Total lipids were extracted from lyophilized cells(20) , and, after partitioning, the organic phase was subjected to mild alkaline hydrolysis(24) . The obtained aqueous and organic phases were counted for radioactivity and analyzed by HPTLC. The following solvent systems (by volume) were used: for the organic phase (Cer, neutral glycosphingolipids, Sph, and SM) chloroform/methanol/water (55:20:3) or chloroform/methanol/32% NH(4)OH (40:10:1) or hexane/chloroform/acetone/acetic acid (10:35:10:1); for the aqueous phase (gangliosides) chloroform/methanol/0,2% CaCl(2) (55:45:10). After HPTLC, the plates were radioscanned with a digital autoradiograph (Berthold, Germany) and then submitted to fluorography(19, 20) . The identification and quantification of [^3H]Cer and other ^3H metabolites was performed as described previously(19, 20) .

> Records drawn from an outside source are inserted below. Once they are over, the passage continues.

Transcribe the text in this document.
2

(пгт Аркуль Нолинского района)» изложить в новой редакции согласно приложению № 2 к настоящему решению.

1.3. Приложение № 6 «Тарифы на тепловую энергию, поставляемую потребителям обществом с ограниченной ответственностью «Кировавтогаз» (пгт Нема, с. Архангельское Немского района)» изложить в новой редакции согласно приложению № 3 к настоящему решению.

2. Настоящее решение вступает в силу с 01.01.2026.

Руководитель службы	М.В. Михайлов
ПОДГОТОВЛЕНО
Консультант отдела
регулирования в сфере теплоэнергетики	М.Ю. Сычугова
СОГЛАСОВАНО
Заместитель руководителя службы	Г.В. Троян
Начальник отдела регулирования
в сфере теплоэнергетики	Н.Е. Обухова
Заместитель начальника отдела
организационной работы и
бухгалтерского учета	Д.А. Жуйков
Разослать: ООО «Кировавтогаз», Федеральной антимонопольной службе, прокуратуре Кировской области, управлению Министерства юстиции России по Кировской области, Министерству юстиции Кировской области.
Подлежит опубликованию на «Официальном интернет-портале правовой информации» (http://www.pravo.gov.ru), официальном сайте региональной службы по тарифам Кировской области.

Treatment of Cultured Cells with Exogenous Sphingosine, Natural Ceramide, C-Ceramide, or Bacterial SM-ase

5 times 10^4-10^5 cells were plated in 35-mm Falcon dishes and grown in 10% FCS-DMEM for 24 h before the experiments. At the time of experiments, dishes were washed three times with 2% FCS-DMEM and incubated for different times (up to 24 h) in the same medium (1 ml/dish) containing D-erythro-Sph (0.1-10 µM) or C(2)-Cer (1-10 µM), or natural Cer (0.5-10 µM) or bacterial SM-ase (100 milliunits/ml). C(2)-Cer (which is a cell-permeable analog of Cer) and Sph solutions were prepared by adding small volumes of stock solutions in absolute ethanol to 2% FCS-DMEM (the final concentration of ethanol never exceeded 0.1%). The solutions were allowed to stand at 37 °C for 1 h before treatment of the cells. Natural Cer was dissolved in ethanol/dodecane, 98:2 (v/v) according to Ji et al.(25) , and added to the medium to reach the final wanted concentration. Under these conditions, Cer is able to penetrate into cells. The final concentration of ethanol and dodecane never exceeded 0.5 and 0.01%, respectively. Neither ethanol nor dodecane at the used concentrations caused visible changes of cell morphology. Bacterial SM-ase was added to the culture medium just before use. In parallel experiments, 1 µMDL-threosphinganine or dihydro-Cer or C(2)-dihydro-Cer, dissolved as D-erythro-Sph, Cer, or C(2)-Cer, was used.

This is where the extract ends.